Hereinafter, the terms lines and ridges, and respectively gaps and trenches, are in each case intended to be used synonymously.
This is caused by fundamental optical effects, which adversely affect the result to a lesser extent precisely in the case of insulated or semi-insulated lines. However, there are some memory cell concepts that rely on the patterning of gap or trench structures. One example thereof may be found in the so-called NROM (non-volatile read-only memory) cell concepts.
It is endeavored, therefore, to implement the fabrication of trench structures with exposure steps that are carried out in projection apparatuses of particularly high resolution, in order to compensate for this disadvantage. However, the requisite outlay is very high, in particular the costs of such projection apparatuses also playing an important part.

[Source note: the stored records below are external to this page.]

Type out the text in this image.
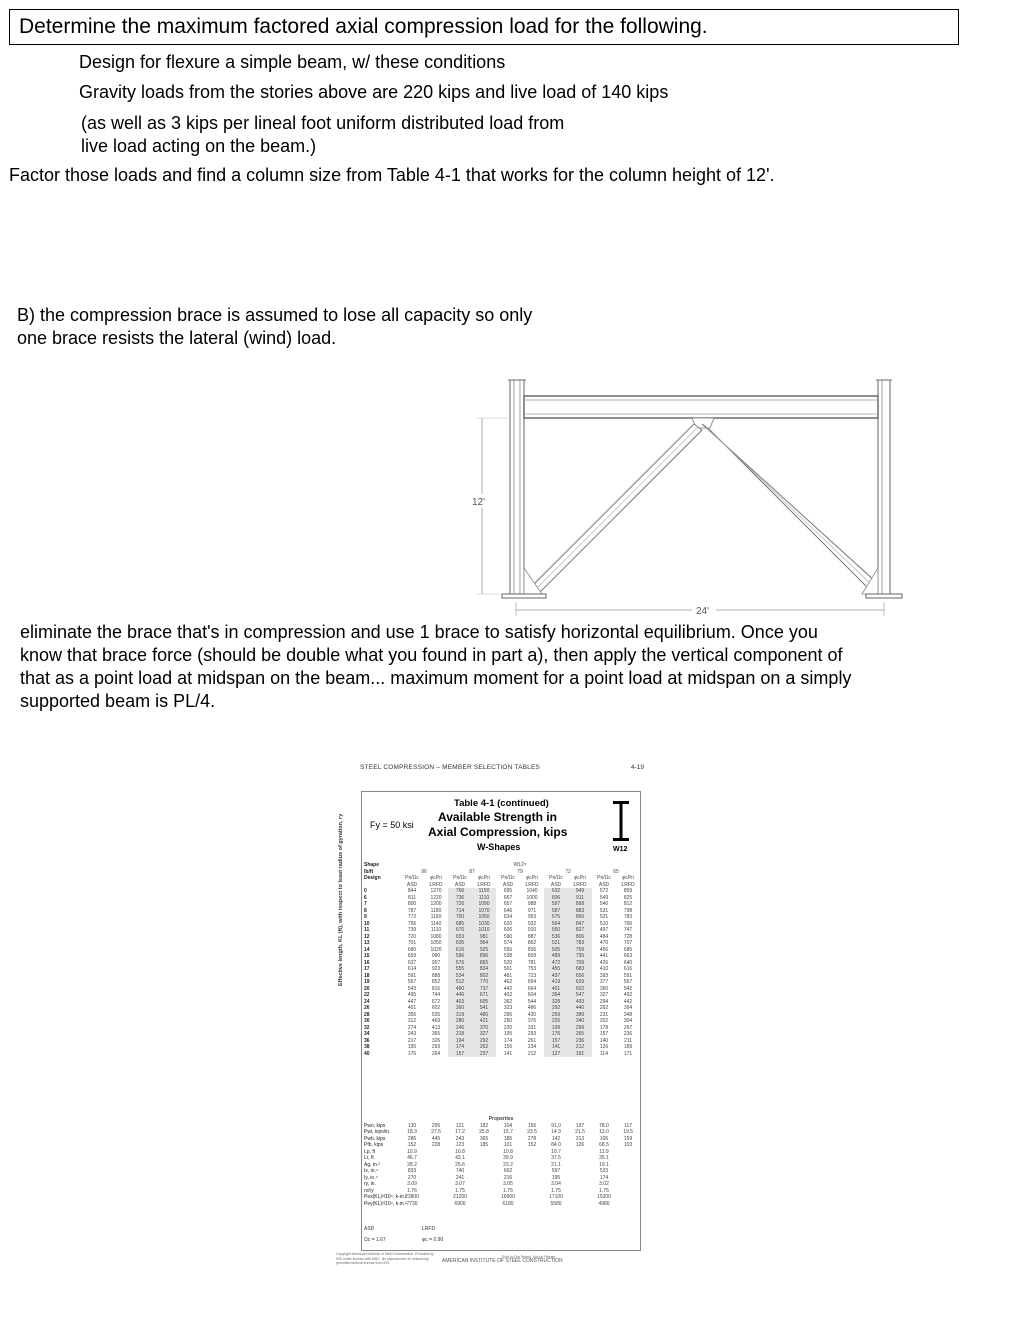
Determine the maximum factored axial compression load for the following.
Design for flexure a simple beam, w/ these conditions
Gravity loads from the stories above are 220 kips and live load of 140 kips
(as well as 3 kips per lineal foot uniform distributed load from
live load acting on the beam.)
Factor those loads and find a column size from Table 4-1 that works for the column height of 12'.
B) the compression brace is assumed to lose all capacity so only
one brace resists the lateral (wind) load.
12'
24'
eliminate the brace that's in compression and use 1 brace to satisfy horizontal equilibrium. Once you
know that brace force (should be double what you found in part a), then apply the vertical component of
that as a point load at midspan on the beam... maximum moment for a point load at midspan on a simply
supported beam is PL/4.
STEEL COMPRESSION – MEMBER SELECTION TABLES	4-19
Table 4-1 (continued)
Available Strength in
Axial Compression, kips
W-Shapes
Fy = 50 ksi
W12
Effective length, KL (ft), with respect to least radius of gyration, ry	Shape	W12×									
lb/ft	96		87		79		72		65	
Design	Pn/Ωc	φcPn	Pn/Ωc	φcPn	Pn/Ωc	φcPn	Pn/Ωc	φcPn	Pn/Ωc	φcPn
	ASD	LRFD	ASD	LRFD	ASD	LRFD	ASD	LRFD	ASD	LRFD
0	844	1270	766	1150	695	1040	632	949	572	859
6	811	1220	736	1110	667	1000	606	911	549	825
7	800	1200	726	1090	657	988	597	898	540	812
8	787	1180	714	1070	646	971	587	883	531	798
9	772	1160	700	1050	634	953	576	866	521	783
10	756	1140	685	1030	620	932	564	847	510	766
11	739	1110	670	1010	606	910	550	827	497	747
12	720	1080	653	981	590	887	536	806	484	728
13	701	1050	635	954	574	862	521	783	470	707
14	680	1020	616	925	556	836	505	759	456	685
15	659	990	596	896	538	809	489	735	441	663
16	637	957	576	865	520	781	472	709	426	640
17	614	923	555	834	501	753	455	683	410	616
18	591	888	534	802	481	723	437	656	393	591
19	567	852	512	770	462	694	419	629	377	567
20	543	816	490	737	442	664	401	602	360	542
22	495	744	446	671	402	604	364	547	327	492
24	447	672	403	605	362	544	328	493	294	442
26	401	602	360	541	323	486	292	440	262	394
28	356	535	319	480	286	430	259	389	231	348
30	312	469	280	421	250	376	226	340	202	304
32	274	413	246	370	220	331	199	299	178	267
34	243	365	218	327	195	293	176	265	157	236
36	217	326	194	292	174	261	157	236	140	211
38	195	293	174	262	156	234	141	212	126	189
40	176	264	157	237	141	212	127	191	114	171
Properties										
Pwo, kips	130	206	121	182	104	156	91.0	137	78.0	117
Pwi, kips/in.	18.3	27.5	17.2	25.8	15.7	23.5	14.3	21.5	13.0	19.5
Pwb, kips	286	445	243	365	185	278	142	213	106	159
Pfb, kips	152	228	123	185	101	152	84.0	126	68.5	103
Lp, ft	10.9		10.8		10.8		10.7		11.9	
Lr, ft	46.7		43.1		39.9		37.5		35.1	
Ag, in.²	28.2		25.6		23.2		21.1		19.1	
Ix, in.⁴	833		740		662		597		533	
Iy, in.⁴	270		241		216		195		174	
ry, in.	3.09		3.07		3.05		3.04		3.02	
rx/ry	1.76		1.75		1.75		1.75		1.75	
Pex(KL)²/10⁴, k-in.²	23800		21200		18900		17100		15300	
Pey(KL)²/10⁴, k-in.²	7730		6900		6180		5580		4980	
ASD	LRFD
Ωc = 1.67	φc = 0.90
Copyright American Institute of Steel Construction. Provided by IHS under license with AISC. No reproduction or networking permitted without license from IHS	AMERICAN INSTITUTE OF STEEL CONSTRUCTION
Sold to:Org Tested. Not for Resale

Moreover, the process window that can also be achieved with these apparatuses is very small on account of the property of the trenches that the latter are present in insulated or semi-insulated fashion, and this may give rise to bridges in the resist and/or poor contrast in the image produced in the resist. Therefore, a lithography with projection apparatuses having the 157 nm or 193 nm wavelength does not constitute a suitable solution approach.
One alternative is to use projection apparatuses having lower resolution, i.e., having exposure wavelengths in the deep ultraviolet wavelength range (DUV), for example 248 nm, in combination with so-called shrink technologies. These include the use of silylation techniques (CARL), resist reflow techniques or techniques in which gaps or contact holes are reduced in size by the reaction of a chemical with the patterned resist. However, such techniques are not yet entirely mature at the present time, with the result that intolerable CD variations (CD: critical dimension) may occur precisely in the limit range of extremely minimal structure widths.
Instead of combining deep ultraviolet exposure with shrink technology, the latter may also be combined with the use of a negative resist. Insulated and opaque lines arranged on a mask provided for the projection lead to shaded line regions in the resist on the wafer. However, it is not the exposed regions around the line, but rather the unexposed regions of the line itself, which are stripped out in the subsequent development process. The advantage that occurs due to the reduction of the fundamental optical effects mentioned above is cancelled, however, by the disadvantage of the unfavorable resolution properties that are inherent to all known and commercially available negative resists.
In accordance with an integrative solution, a so-called spacer process is introduced in addition to a low-resolution lithography step (e.g., DUV lithography) during the post processing. Comparatively, wide trenches formed in the lithography step are overgrown by a small thickness from the side by the deposition of a thin layer, for example made of oxide. The thin layer is subsequently etched back anisotropically in large-area fashion. The layer that has grown laterally at the trench walls and remains after the etching-back step is referred to as spacer. The width remaining in the trench can be set by control of the deposition and etching process. In the case of this solution approach, too, the costs are very high because it is necessary to introduce an additional deposition and etching process in the fabrication sequence. The line width fluctuations also rise as a result of the multiplicity of processes. Consequently, tolerances that are usually prescribed can often no longer be complied with. Moreover, the additional deposition and etching processes lead to contamination problems.